Iconic hip-hop artist
Tupac Shakur, who was shot and killed in September 1996, is truly resurrected in the new documentary
Tupac: Resurrection, produced by his mother and narrated in his own words through a variety of interviews, journal readings, private home movies and never-before-seen concert footage.
Story
"I got shot,"
Shakur eerily observed after being shot five times during a robbery at a Manhattan recording studio in 1994. "I always felt like I'd be shot but I didn't think it was going to happen at that particular time." Those prophetic words, pulled from scores of archived MTV interviews, are what make this documentary so haunting. Although the performer lost some $40,000 worth of jewelry in the mugging, he would live--until 1996, when he was killed at age 25 in a Las Vegas shooting. In
Resurrection,
Shakur walks the audience through his life, from the womb (his mother, former Black Panther member
Afeni Shakur, was pregnant with
Tupac while she was jailed in 1971, accused in a bomb plot) to the deadly rivalry between his label,
Suge Knight's Death Row Records, and
Sean Combs' Bad Boy Records in the mid-90s. Almost voyeuristically, the film includes glimpses of the artist as a gregarious student at the Baltimore School for the Performing Arts, as a vocal campaigner in the black community, and as an inmate during an 11-month stint in prison for sexual assault (accused of raping a 19-year-old woman he'd met in a nightclub in 1993,
Shakur gives his version of what happened that night: "She gave me a massage, came out, went to sleep, woke up. She screaming rape, rape, I raped her and the next thing I know I'm going to jail.") In a life fraught with controversy,
Shakur is never apologetic, and upon reflection admits only to being young and shortsighted. "I believe I'm more responsible, more mature and more focused, and I will be more focused and even more responsible and even more mature in time," he told former MTV news anchor Tabitha Soren shortly after he was released from jail in 1995. This is perhaps the most disturbing aspect of
Shakur's death: Fans not only had to mourn his loss, but they would mourn his potential as well.
Direction
Tupac: Resurrection is a fitting directorial debut for
Lauren Lazin, the executive producer behind MTV's hit series
Cribs and
Diary. The bulk of the footage comes from the music cabler's archives, much of it from an interview Soren conducted on Oct. 27, 1995, on California's Venice Beach shortly after
Shakur was released from prison. The rest of the documentary is peppered with rare footage of
Shakur, including never-before-seen clips from the inaugural 1994 Source Hip-Hop Music Awards at the Paramount Theatre in New York; video of the truce picnic between the Crips and Bloods in Los Angeles; and soundbites of
Shakur speaking frankly about his close relationship with
Jada Pinkett Smith and his experiences on the set of the 1993 drama
Poetic Justice. (
Shakur said
Janet Jackson's camp asked him to undergo an HIV test prior to filming their love scene).

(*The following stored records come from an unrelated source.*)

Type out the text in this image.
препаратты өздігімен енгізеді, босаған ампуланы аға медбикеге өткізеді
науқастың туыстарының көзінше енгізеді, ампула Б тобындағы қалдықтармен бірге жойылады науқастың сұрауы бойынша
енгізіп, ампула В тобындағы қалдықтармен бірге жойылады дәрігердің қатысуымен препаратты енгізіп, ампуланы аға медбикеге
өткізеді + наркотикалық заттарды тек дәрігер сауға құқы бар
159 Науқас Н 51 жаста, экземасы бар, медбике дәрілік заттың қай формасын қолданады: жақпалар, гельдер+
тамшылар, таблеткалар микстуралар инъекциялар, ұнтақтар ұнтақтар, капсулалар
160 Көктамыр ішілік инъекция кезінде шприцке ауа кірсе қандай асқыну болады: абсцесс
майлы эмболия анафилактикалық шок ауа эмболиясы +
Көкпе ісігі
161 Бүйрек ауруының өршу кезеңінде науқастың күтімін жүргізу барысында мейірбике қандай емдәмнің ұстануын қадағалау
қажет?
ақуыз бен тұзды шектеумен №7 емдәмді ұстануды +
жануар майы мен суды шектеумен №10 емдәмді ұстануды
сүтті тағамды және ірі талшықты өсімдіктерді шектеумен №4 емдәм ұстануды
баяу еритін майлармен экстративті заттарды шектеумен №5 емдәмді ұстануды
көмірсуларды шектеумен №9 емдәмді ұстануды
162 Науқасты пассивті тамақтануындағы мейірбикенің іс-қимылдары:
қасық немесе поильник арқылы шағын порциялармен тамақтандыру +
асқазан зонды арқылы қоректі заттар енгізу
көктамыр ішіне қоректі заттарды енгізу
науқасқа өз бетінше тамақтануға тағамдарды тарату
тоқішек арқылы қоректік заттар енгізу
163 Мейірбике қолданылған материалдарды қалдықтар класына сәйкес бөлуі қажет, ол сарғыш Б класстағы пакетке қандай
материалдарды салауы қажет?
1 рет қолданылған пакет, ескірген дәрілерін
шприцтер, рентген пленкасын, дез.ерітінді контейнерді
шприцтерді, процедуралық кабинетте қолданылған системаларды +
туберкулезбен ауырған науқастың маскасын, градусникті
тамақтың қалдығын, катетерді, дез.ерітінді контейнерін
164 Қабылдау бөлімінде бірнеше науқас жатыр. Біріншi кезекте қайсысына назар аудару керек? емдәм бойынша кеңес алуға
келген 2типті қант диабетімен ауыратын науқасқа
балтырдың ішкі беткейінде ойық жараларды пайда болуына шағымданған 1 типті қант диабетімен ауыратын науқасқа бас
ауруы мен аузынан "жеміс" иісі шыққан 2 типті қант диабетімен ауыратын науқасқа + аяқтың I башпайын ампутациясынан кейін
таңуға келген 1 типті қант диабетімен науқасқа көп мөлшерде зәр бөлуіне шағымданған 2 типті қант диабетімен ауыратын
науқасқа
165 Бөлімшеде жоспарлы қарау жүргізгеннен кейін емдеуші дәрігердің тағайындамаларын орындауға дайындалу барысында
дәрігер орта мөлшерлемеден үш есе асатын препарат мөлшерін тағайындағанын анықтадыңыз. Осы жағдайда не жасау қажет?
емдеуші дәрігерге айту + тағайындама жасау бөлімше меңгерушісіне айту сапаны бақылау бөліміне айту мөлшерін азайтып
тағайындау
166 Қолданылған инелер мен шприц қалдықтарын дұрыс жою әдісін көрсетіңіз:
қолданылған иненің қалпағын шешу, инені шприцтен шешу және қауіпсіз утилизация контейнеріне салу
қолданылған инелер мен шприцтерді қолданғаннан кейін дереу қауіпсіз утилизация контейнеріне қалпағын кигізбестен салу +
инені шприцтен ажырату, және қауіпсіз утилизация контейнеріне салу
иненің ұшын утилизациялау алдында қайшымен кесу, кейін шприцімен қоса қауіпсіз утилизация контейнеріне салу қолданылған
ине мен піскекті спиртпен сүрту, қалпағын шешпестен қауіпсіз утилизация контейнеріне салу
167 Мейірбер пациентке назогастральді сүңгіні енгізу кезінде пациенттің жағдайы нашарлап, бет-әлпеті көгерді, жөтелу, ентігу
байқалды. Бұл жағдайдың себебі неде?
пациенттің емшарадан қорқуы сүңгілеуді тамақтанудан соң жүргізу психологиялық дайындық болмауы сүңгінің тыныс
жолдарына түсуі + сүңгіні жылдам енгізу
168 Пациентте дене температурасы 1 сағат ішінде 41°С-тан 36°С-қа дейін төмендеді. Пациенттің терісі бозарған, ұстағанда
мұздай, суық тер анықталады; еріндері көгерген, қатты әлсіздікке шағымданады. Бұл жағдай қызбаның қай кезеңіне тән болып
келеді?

Lazin also used entries from
Shakur's journals to create title treatments in the star's handwriting throughout the film. But unlike
Nick Broomfield's 2002 documentary
Biggie & Tupac,
Tupac: Resurrection does not attempt to solve or uncover new evidence in
Shakur's murder; it is instead a look at the hip-hop artist as he reflects upon his own life. It is startlingly honest and doesn't skimp on unflattering details of the family's life, including
Afeni's past addiction to crack cocaine.
Bottom Line
Tupac: Resurrection is a surprisingly direct and insightful look at the life of late hip-hop artist
Tupac Shakur, a cultural icon whose career and persona refuse to die.